Question 1: Why is this bundle called "relative" tangent bundle?
Question 2: Why can it be thought of as the bundle of tangent vectors that are tangent to fibres of $\varphi$?
What we have is a short exact sequence of vector bundles over $X$ – $$0\to T_{X/Y}\to T_X\xrightarrow{T_\varphi} \varphi^*T_Y\to 0$$ So the over a point $x\in X$ we have the SES of vector spaces $$0\to T_{X/Y,x}\to T_{X,x}\xrightarrow{T_{\varphi,x}} T_{Y,\varphi(x)}\to 0$$
Where $T_{X/Y,x}=\{u\in T_{X,x}\ |\ T_{\varphi,x}(u)=0\}$. But it is not clear to me why such $u$ are precisely the tangents to the fibres?
Thank you.
Best Answer
a) If $\varphi:X\to Y$ is a submersion and $y=\varphi(x)$, then the fibre $X_y=\varphi^{-1}(y)\subset X$ is a submanifold whose tangent space at $x$ is the linear subpace $T_x(X_y)\subset T_x(X)$ defined by $$T_x(X_y)=\operatorname {Ker}[T_x(X))\xrightarrow {D{\varphi }_x }T_{\varphi(x)}(Y)] $$ Hence we have for each $x\in X$ an exact sequence of vector spaces $$ 0\to T_x(X_y)\to T_x(X) \xrightarrow{D\varphi_x} T_{\varphi(x)}(Y) \to 0 \quad (\bigstar)_x $$ This has nothing yet to do with vector bundles and follows from the basic properties of submersions : see Lee, Proposition 5.38, page 117 whose notations I have adopted for ease of reference, although your notation too is beautifully functorial !

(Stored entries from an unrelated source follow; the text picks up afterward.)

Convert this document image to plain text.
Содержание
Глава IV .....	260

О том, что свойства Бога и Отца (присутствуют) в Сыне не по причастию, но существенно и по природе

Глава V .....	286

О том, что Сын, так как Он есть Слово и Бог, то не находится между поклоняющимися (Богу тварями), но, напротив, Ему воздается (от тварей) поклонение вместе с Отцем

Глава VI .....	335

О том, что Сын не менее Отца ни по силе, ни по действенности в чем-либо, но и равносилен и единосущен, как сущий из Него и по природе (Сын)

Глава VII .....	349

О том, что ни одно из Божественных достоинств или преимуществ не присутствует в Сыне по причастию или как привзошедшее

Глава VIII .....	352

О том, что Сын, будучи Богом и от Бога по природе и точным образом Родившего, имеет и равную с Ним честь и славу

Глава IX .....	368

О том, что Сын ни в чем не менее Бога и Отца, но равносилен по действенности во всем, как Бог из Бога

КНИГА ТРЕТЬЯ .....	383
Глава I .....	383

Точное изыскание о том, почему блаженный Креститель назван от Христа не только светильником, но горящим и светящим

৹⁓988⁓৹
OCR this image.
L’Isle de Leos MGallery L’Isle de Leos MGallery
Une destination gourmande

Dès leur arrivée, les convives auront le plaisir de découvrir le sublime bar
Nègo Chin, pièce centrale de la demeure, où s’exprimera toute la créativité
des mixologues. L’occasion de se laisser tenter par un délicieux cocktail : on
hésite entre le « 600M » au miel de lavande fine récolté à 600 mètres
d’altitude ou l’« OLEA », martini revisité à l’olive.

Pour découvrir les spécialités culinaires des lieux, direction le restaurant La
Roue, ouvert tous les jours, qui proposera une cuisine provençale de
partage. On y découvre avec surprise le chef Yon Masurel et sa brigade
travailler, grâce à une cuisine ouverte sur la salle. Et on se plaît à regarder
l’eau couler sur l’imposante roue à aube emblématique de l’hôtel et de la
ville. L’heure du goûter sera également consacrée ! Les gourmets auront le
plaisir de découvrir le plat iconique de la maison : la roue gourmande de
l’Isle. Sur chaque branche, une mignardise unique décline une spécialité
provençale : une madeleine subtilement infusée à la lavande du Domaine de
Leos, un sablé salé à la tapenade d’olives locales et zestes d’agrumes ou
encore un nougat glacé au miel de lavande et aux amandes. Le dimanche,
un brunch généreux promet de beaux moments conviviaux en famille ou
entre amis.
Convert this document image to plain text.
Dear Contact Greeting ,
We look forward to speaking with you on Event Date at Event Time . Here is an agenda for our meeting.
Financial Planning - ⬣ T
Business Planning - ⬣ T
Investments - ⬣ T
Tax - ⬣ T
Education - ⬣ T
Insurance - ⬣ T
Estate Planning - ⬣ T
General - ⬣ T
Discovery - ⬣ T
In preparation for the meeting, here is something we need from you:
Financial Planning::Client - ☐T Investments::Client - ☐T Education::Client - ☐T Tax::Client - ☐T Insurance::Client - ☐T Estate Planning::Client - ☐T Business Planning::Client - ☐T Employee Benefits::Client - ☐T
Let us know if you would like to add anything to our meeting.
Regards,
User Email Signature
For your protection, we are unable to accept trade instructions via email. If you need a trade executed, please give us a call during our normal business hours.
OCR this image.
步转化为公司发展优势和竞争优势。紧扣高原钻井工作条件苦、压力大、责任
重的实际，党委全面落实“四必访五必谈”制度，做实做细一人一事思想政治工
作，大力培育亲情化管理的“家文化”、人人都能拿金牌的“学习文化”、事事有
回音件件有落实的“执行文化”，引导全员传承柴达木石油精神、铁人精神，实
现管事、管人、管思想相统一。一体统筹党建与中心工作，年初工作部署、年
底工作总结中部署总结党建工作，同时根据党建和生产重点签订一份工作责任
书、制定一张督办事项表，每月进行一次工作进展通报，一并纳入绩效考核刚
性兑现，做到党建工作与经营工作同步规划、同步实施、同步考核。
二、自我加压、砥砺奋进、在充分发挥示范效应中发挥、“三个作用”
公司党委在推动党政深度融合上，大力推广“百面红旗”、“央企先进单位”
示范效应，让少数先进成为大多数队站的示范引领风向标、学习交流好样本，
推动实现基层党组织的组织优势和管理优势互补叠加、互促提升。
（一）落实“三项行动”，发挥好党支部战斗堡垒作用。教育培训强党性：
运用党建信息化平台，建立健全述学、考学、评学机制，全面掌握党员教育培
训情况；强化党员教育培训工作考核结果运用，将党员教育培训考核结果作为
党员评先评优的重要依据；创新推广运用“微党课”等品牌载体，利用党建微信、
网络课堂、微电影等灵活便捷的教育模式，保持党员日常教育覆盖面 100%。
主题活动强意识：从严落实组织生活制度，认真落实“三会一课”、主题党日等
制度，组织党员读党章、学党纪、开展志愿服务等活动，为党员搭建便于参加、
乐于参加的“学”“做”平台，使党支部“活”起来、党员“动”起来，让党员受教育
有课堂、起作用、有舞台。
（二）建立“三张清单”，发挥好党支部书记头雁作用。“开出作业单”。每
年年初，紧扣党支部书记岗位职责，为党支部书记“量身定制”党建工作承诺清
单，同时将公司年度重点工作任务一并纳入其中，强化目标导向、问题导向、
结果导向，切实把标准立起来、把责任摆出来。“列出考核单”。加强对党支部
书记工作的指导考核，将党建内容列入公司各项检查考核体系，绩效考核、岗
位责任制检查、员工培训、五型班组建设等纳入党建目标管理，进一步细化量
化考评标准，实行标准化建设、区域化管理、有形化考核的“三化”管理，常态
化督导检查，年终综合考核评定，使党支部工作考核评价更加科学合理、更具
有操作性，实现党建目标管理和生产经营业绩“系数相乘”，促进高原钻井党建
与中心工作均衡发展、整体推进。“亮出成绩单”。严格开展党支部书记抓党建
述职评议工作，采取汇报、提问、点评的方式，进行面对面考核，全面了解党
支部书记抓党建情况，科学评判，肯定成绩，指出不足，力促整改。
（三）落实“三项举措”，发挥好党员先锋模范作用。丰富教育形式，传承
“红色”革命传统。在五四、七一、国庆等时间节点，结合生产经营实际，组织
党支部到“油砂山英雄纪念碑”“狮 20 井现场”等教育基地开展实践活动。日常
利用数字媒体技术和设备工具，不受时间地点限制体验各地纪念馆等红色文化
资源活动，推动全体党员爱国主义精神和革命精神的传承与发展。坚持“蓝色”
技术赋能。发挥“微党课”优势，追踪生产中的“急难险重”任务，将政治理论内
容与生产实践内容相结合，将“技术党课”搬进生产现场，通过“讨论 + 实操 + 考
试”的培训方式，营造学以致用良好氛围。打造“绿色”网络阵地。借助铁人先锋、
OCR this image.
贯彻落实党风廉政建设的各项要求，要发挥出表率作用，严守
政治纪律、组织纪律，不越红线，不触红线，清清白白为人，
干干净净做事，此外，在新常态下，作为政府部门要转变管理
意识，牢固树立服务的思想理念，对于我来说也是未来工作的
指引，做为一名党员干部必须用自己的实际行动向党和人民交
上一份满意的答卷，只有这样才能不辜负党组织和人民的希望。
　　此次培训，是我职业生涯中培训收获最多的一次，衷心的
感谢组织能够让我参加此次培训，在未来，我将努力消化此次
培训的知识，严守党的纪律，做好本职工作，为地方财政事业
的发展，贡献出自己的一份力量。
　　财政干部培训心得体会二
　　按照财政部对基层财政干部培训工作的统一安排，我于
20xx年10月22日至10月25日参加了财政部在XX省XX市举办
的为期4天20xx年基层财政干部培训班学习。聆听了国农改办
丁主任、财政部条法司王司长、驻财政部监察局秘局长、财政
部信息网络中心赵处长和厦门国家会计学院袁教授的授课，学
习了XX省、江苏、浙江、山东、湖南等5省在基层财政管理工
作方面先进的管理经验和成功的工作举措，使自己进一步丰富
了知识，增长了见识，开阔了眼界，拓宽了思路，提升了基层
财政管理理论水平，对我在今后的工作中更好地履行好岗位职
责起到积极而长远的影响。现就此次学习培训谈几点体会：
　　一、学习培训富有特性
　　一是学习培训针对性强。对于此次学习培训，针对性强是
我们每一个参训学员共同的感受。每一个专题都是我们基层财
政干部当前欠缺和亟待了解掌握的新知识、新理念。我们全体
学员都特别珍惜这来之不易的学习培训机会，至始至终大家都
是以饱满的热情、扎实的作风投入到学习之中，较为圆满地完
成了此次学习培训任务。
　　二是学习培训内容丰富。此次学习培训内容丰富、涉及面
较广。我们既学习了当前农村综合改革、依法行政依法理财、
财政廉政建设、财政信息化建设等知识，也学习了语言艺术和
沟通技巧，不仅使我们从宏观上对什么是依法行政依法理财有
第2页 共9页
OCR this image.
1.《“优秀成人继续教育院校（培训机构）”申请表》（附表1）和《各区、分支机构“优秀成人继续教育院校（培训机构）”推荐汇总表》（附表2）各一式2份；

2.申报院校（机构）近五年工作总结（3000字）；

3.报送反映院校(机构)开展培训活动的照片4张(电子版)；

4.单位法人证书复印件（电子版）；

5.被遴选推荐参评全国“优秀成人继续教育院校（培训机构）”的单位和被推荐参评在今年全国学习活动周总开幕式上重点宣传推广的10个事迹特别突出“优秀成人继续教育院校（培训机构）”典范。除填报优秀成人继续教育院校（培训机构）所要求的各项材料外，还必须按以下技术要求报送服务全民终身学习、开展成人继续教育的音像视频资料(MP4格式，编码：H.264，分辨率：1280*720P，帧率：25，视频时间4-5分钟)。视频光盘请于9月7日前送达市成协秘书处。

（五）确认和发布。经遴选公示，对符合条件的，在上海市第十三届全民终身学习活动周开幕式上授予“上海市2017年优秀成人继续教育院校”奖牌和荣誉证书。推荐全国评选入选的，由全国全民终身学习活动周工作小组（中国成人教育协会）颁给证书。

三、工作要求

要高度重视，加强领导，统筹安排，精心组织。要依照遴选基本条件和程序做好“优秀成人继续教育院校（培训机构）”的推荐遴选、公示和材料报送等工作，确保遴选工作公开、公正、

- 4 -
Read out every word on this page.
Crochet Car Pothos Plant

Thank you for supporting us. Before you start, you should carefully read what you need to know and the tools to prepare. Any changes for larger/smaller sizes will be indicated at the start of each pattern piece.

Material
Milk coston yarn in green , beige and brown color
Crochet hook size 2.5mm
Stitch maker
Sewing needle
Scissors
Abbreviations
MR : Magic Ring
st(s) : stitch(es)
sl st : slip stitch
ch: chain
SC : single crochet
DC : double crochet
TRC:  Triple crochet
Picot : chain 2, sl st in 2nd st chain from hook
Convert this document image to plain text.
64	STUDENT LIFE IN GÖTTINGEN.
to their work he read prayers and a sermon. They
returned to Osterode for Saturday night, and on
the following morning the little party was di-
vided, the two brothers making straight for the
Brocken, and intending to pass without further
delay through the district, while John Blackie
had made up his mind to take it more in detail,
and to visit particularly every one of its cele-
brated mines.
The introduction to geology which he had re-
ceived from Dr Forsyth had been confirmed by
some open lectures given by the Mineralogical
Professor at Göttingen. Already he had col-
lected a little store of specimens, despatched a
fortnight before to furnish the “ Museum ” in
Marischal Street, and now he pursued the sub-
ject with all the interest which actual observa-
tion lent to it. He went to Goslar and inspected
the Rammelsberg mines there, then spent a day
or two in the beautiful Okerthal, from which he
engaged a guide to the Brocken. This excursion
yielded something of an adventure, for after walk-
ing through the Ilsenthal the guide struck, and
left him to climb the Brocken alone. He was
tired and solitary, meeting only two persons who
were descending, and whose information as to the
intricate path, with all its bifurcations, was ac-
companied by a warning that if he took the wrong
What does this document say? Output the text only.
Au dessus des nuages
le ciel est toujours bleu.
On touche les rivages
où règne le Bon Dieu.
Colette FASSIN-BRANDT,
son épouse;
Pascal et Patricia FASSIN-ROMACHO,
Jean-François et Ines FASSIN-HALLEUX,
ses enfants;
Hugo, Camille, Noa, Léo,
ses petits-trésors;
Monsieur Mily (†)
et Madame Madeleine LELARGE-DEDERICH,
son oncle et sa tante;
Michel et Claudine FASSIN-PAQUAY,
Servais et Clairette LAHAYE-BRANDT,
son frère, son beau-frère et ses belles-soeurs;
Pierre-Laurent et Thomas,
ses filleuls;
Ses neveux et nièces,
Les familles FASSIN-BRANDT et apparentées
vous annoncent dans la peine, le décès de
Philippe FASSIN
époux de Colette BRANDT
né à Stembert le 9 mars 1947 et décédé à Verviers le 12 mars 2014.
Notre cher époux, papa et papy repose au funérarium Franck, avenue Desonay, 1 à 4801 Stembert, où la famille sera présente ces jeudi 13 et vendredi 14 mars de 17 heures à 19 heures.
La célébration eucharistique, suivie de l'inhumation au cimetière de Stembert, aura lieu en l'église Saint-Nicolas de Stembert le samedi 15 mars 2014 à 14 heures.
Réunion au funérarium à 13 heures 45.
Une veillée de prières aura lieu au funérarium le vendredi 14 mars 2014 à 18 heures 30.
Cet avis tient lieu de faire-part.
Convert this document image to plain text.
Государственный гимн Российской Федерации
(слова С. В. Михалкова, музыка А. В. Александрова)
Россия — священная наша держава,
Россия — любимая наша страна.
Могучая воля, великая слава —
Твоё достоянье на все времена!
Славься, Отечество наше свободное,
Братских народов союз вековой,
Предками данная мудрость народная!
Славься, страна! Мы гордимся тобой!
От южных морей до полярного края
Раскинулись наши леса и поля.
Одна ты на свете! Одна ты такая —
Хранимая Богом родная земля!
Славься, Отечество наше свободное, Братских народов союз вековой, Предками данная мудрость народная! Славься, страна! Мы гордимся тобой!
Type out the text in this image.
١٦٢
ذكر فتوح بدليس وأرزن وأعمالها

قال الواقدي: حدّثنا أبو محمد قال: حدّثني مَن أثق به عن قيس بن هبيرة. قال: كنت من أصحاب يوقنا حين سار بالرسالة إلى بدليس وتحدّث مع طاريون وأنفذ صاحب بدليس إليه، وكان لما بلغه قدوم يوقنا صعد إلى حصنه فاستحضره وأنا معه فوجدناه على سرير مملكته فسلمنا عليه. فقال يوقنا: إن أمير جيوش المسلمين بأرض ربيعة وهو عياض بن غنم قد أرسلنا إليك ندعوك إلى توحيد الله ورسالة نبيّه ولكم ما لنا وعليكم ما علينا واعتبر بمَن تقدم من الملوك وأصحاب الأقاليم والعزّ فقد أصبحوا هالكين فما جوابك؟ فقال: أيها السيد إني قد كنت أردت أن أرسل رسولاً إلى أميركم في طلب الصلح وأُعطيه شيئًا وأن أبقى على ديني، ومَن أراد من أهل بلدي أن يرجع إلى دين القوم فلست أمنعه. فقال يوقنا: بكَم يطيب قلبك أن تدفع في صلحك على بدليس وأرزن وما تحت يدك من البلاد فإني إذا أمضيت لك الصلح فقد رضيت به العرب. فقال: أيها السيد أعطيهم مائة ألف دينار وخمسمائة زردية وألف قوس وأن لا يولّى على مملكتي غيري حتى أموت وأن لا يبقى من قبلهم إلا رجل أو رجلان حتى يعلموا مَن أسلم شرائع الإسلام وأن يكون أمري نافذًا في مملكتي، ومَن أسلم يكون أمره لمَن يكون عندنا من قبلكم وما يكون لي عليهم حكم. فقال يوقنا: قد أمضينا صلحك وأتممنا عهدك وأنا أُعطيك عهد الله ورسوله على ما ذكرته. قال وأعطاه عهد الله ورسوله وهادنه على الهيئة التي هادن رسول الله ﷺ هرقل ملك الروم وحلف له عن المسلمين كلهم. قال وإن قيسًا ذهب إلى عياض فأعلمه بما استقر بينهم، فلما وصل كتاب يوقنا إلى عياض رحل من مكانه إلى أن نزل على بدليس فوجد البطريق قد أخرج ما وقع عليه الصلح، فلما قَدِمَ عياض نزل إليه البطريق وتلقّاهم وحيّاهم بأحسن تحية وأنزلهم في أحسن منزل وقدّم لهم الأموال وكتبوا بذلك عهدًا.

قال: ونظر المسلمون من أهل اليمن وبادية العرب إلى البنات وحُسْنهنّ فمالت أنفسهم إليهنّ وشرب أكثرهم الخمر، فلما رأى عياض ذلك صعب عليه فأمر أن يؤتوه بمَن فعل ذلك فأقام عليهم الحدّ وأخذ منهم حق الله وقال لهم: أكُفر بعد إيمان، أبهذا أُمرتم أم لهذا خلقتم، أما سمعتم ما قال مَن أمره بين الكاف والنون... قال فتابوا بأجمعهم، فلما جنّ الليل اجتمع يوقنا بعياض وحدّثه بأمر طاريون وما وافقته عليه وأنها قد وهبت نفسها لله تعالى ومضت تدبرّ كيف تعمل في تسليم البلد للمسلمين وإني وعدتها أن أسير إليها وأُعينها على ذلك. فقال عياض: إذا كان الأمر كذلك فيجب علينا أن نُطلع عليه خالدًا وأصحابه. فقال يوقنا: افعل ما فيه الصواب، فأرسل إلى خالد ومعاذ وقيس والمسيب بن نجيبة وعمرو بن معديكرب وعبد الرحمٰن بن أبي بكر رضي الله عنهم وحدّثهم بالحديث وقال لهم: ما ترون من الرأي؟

b) The collection of all those subspaces $T_x(X_y)\subset T_x(X)$ for varying $x\in X$ forms a sub-vector bundle $T(X/Y)=T_{\operatorname {vert}}(X)\subset T(X)$ called the vertical tangent bundle of $X$ with respect to $\varphi$ (a more adequate terminology than relative tangent bundle).
The exact sequence $$0\to T_{\operatorname {vert}}(X)\to T(X) \xrightarrow{T(\varphi)} \varphi^* T(Y)\to 0 \quad ( \bigstar)$$ of vector bundles on $X$ is thus obtained by the globalization of the exact sequences of vector spaces $ (\bigstar )_x$ .
Note carefully that there does not exist a canonical horizontal bundle $T_{\operatorname {hor}}(X)\subset T(X) $ such that $$T(X)=T_{\operatorname {vert}}(X)\oplus T_{\operatorname {hor}}(X)$$ In other words our exact sequence of vector bundles $ (\bigstar )$ has no canonical splitting.